Dalam database pelacakan kapal, baik “Xingshun 39” dan “Shunxing 39” mengidentifikasi diri mereka sebagai kapal kargo dengan transponder AIS Kelas A. Biasanya, kapal kargo yang dilengkapi transponder tersebut berukuran cukup besar untuk didaftarkan pada Organisasi Maritim Internasional dan menerima nomor identifikasi unik yang disebut nomor IMO. Xingshun 39 memiliki nomor IMO, tetapi Shunxing 39 tidak muncul di database IMO. Conroy mengatakan ini menunjukkan “Xing Shun 39” adalah identitas kapal yang sebenarnya dan “Shun Xing 39” adalah palsu.
Penjaga Pantai Taiwan telah secara terbuka mengidentifikasi kapal tersebut sebagai Shun Hing 39 dan menyatakan bahwa kapal tersebut menggunakan dua sistem AIS.
Catatan kapal dan perusahaan menunjukkan bahwa perusahaan Hong Kong Jie Yang Trading Ltd mengambil alih sebagai pemilik Xing Shun 39 pada April 2024.
Penjaga Pantai Taiwan mengatakan ombaknya terlalu besar untuk bisa dinaiki kapal kargo untuk penyelidikan lebih lanjut.
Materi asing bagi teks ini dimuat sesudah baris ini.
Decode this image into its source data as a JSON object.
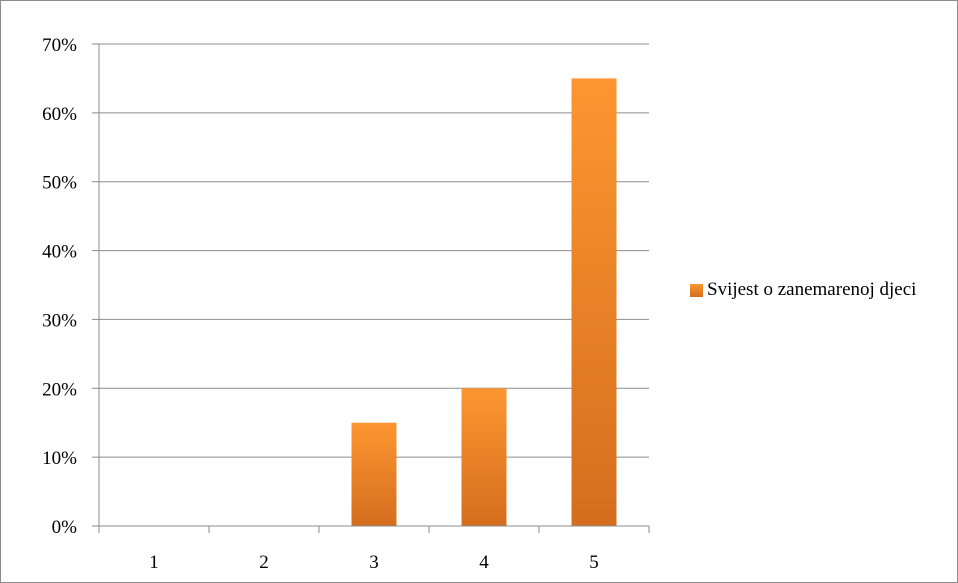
{
  "chart_data": {
    "type": "bar",
    "categories": [
      "1",
      "2",
      "3",
      "4",
      "5"
    ],
    "series": [
      {
        "name": "Svijest o zanemarenoj djeci",
        "values": [
          0,
          0,
          15,
          20,
          65
        ]
      }
    ],
    "y_ticks": [
      "0%",
      "10%",
      "20%",
      "30%",
      "40%",
      "50%",
      "60%",
      "70%"
    ],
    "ylim": [
      0,
      70
    ],
    "y_unit": "percent",
    "grid": true,
    "legend_position": "right",
    "colors": {
      "bar_top": "#fd9630",
      "bar_bottom": "#d46e1e",
      "grid": "#8c8c8c"
    }
  }
}
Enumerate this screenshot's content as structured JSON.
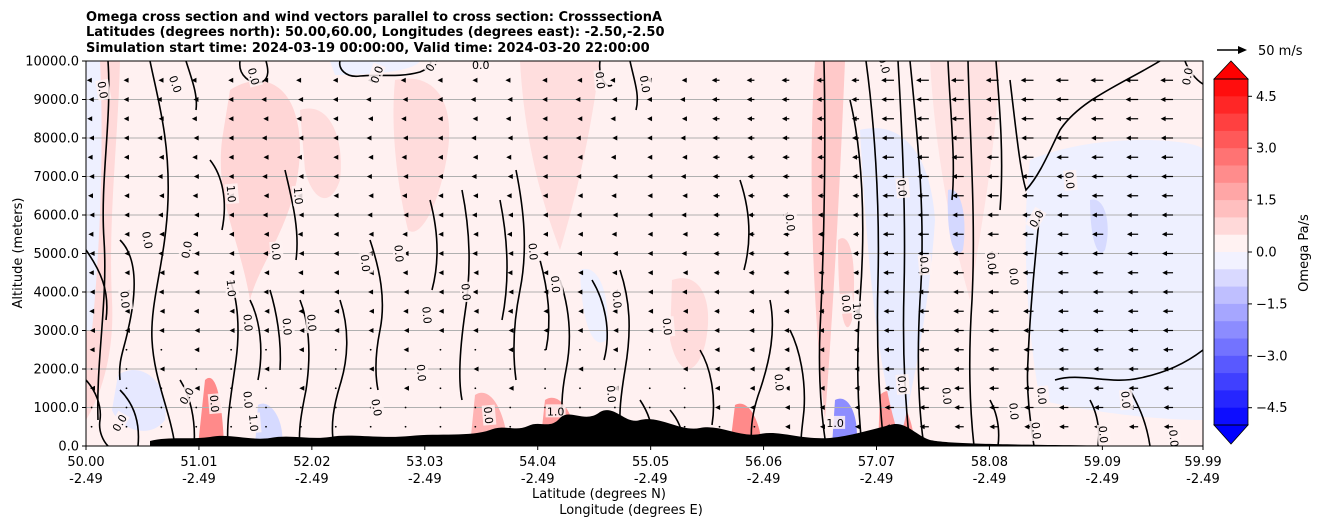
{
  "chart_data": {
    "type": "heatmap",
    "title_lines": [
      "Omega cross section and wind vectors parallel to cross section: CrosssectionA",
      "Latitudes (degrees north): 50.00,60.00, Longitudes (degrees east): -2.50,-2.50",
      "Simulation start time: 2024-03-19 00:00:00, Valid time: 2024-03-20 22:00:00"
    ],
    "ylabel": "Altitude (meters)",
    "xlabel_lines": [
      "Latitude (degrees N)",
      "Longitude (degrees E)"
    ],
    "ylim": [
      0,
      10000
    ],
    "y_ticks": [
      "0.0",
      "1000.0",
      "2000.0",
      "3000.0",
      "4000.0",
      "5000.0",
      "6000.0",
      "7000.0",
      "8000.0",
      "9000.0",
      "10000.0"
    ],
    "x_ticks": [
      {
        "lat": "50.00",
        "lon": "-2.49"
      },
      {
        "lat": "51.01",
        "lon": "-2.49"
      },
      {
        "lat": "52.02",
        "lon": "-2.49"
      },
      {
        "lat": "53.03",
        "lon": "-2.49"
      },
      {
        "lat": "54.04",
        "lon": "-2.49"
      },
      {
        "lat": "55.05",
        "lon": "-2.49"
      },
      {
        "lat": "56.06",
        "lon": "-2.49"
      },
      {
        "lat": "57.07",
        "lon": "-2.49"
      },
      {
        "lat": "58.08",
        "lon": "-2.49"
      },
      {
        "lat": "59.09",
        "lon": "-2.49"
      },
      {
        "lat": "59.99",
        "lon": "-2.49"
      }
    ],
    "grid": true,
    "colorbar": {
      "label": "Omega Pa/s",
      "range": [
        -5,
        5
      ],
      "ticks": [
        "4.5",
        "3.0",
        "1.5",
        "0.0",
        "−1.5",
        "−3.0",
        "−4.5"
      ],
      "tick_values": [
        4.5,
        3.0,
        1.5,
        0.0,
        -1.5,
        -3.0,
        -4.5
      ],
      "colors": {
        "positive": "#ff0000",
        "negative": "#0000ff",
        "neutral": "#ffffff"
      }
    },
    "quiver_key": "50 m/s",
    "contour_labels": [
      {
        "text": "0.0",
        "lat": 50.15,
        "alt": 9250,
        "rot": 80
      },
      {
        "text": "0.0",
        "lat": 50.8,
        "alt": 9400,
        "rot": 70
      },
      {
        "text": "0.0",
        "lat": 51.5,
        "alt": 9600,
        "rot": 75
      },
      {
        "text": "0.0",
        "lat": 52.6,
        "alt": 9650,
        "rot": -70
      },
      {
        "text": "0.0",
        "lat": 53.1,
        "alt": 9950,
        "rot": -60
      },
      {
        "text": "0.0",
        "lat": 53.53,
        "alt": 9900,
        "rot": 0
      },
      {
        "text": "0.0",
        "lat": 54.6,
        "alt": 9500,
        "rot": 85
      },
      {
        "text": "0.0",
        "lat": 55.0,
        "alt": 9400,
        "rot": 80
      },
      {
        "text": "0.0",
        "lat": 57.14,
        "alt": 9900,
        "rot": 75
      },
      {
        "text": "0.0",
        "lat": 59.85,
        "alt": 9600,
        "rot": -80
      },
      {
        "text": "1.0",
        "lat": 51.3,
        "alt": 6550,
        "rot": 85
      },
      {
        "text": "1.0",
        "lat": 51.9,
        "alt": 6500,
        "rot": 85
      },
      {
        "text": "0.0",
        "lat": 50.55,
        "alt": 5350,
        "rot": 80
      },
      {
        "text": "0.0",
        "lat": 50.9,
        "alt": 5100,
        "rot": -80
      },
      {
        "text": "0.0",
        "lat": 51.7,
        "alt": 5050,
        "rot": 85
      },
      {
        "text": "0.0",
        "lat": 52.5,
        "alt": 4750,
        "rot": 85
      },
      {
        "text": "0.0",
        "lat": 52.8,
        "alt": 5000,
        "rot": 85
      },
      {
        "text": "0.0",
        "lat": 53.4,
        "alt": 4000,
        "rot": 85
      },
      {
        "text": "0.0",
        "lat": 54.0,
        "alt": 5050,
        "rot": 85
      },
      {
        "text": "0.0",
        "lat": 50.35,
        "alt": 3800,
        "rot": 85
      },
      {
        "text": "1.0",
        "lat": 51.3,
        "alt": 4100,
        "rot": 85
      },
      {
        "text": "0.0",
        "lat": 51.45,
        "alt": 3200,
        "rot": 85
      },
      {
        "text": "0.0",
        "lat": 51.8,
        "alt": 3100,
        "rot": 85
      },
      {
        "text": "0.0",
        "lat": 52.02,
        "alt": 3200,
        "rot": 85
      },
      {
        "text": "0.0",
        "lat": 54.2,
        "alt": 4200,
        "rot": 85
      },
      {
        "text": "0.0",
        "lat": 54.75,
        "alt": 3800,
        "rot": 85
      },
      {
        "text": "0.0",
        "lat": 55.2,
        "alt": 3100,
        "rot": 85
      },
      {
        "text": "0.0",
        "lat": 57.5,
        "alt": 4700,
        "rot": 85
      },
      {
        "text": "0.0",
        "lat": 58.1,
        "alt": 4800,
        "rot": 85
      },
      {
        "text": "0.0",
        "lat": 58.3,
        "alt": 4400,
        "rot": 85
      },
      {
        "text": "0.0",
        "lat": 56.8,
        "alt": 3700,
        "rot": 85
      },
      {
        "text": "1.0",
        "lat": 56.9,
        "alt": 3500,
        "rot": 85
      },
      {
        "text": "0.0",
        "lat": 56.3,
        "alt": 5800,
        "rot": 85
      },
      {
        "text": "0.0",
        "lat": 57.3,
        "alt": 6700,
        "rot": 85
      },
      {
        "text": "0.0",
        "lat": 58.5,
        "alt": 5900,
        "rot": -60
      },
      {
        "text": "0.0",
        "lat": 58.8,
        "alt": 6900,
        "rot": 85
      },
      {
        "text": "0.0",
        "lat": 53.05,
        "alt": 3400,
        "rot": 85
      },
      {
        "text": "0.0",
        "lat": 53.0,
        "alt": 1900,
        "rot": 85
      },
      {
        "text": "0.0",
        "lat": 54.7,
        "alt": 1350,
        "rot": 85
      },
      {
        "text": "0.0",
        "lat": 56.2,
        "alt": 1650,
        "rot": 85
      },
      {
        "text": "0.0",
        "lat": 57.3,
        "alt": 1600,
        "rot": 85
      },
      {
        "text": "0.0",
        "lat": 51.15,
        "alt": 1100,
        "rot": 85
      },
      {
        "text": "0.0",
        "lat": 50.9,
        "alt": 1300,
        "rot": -60
      },
      {
        "text": "0.0",
        "lat": 50.3,
        "alt": 600,
        "rot": -60
      },
      {
        "text": "0.0",
        "lat": 51.45,
        "alt": 1200,
        "rot": 85
      },
      {
        "text": "0.0",
        "lat": 52.6,
        "alt": 1000,
        "rot": 80
      },
      {
        "text": "1.0",
        "lat": 51.5,
        "alt": 600,
        "rot": 85
      },
      {
        "text": "0.0",
        "lat": 53.6,
        "alt": 800,
        "rot": 85
      },
      {
        "text": "0.0",
        "lat": 57.7,
        "alt": 1300,
        "rot": 85
      },
      {
        "text": "0.0",
        "lat": 58.3,
        "alt": 900,
        "rot": 85
      },
      {
        "text": "0.0",
        "lat": 58.55,
        "alt": 1300,
        "rot": 85
      },
      {
        "text": "0.0",
        "lat": 59.3,
        "alt": 1200,
        "rot": 85
      },
      {
        "text": "0.0",
        "lat": 58.5,
        "alt": 400,
        "rot": 85
      },
      {
        "text": "0.0",
        "lat": 59.1,
        "alt": 300,
        "rot": 85
      },
      {
        "text": "0.0",
        "lat": 59.73,
        "alt": 200,
        "rot": 85
      },
      {
        "text": "1.0",
        "lat": 54.2,
        "alt": 900,
        "rot": 0
      },
      {
        "text": "1.0",
        "lat": 56.7,
        "alt": 600,
        "rot": 0
      }
    ]
  }
}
Pemerintah AS mengatakan Taiwan sedang mencari bantuan dari Korea Selatan ketika awak kapal kargo mengatakan mereka sedang menuju ke Korea Selatan.
Pada tahun 2023, situasi Internet di Kepulauan Matsu yang terpencil di lepas pantai Tiongkok berlangsung selama beberapa bulan setelah dua kabel jaringan bawah laut putus. Antara tahun 2017 dan 2023, kabel serat optik yang menghubungkan Taiwan ke Internet mengalami sekitar 30 kali putus.
Seringnya pemadaman listrik mengingatkan kita bahwa infrastruktur komunikasi Taiwan harus tahan terhadap krisis.
Untuk membantu memastikan Taiwan tetap online jika terjadi kegagalan kabel, pemerintah telah melakukan upaya cadangan, termasuk membangun jaringan satelit orbit rendah Bumi yang mampu memancarkan internet ke Bumi dari luar angkasa. Yang terpenting, para pejabat Taiwan berlomba membangun sistem mereka sendiri tanpa keterlibatan Elon Musk. Kontak membuat mereka tetap waspada.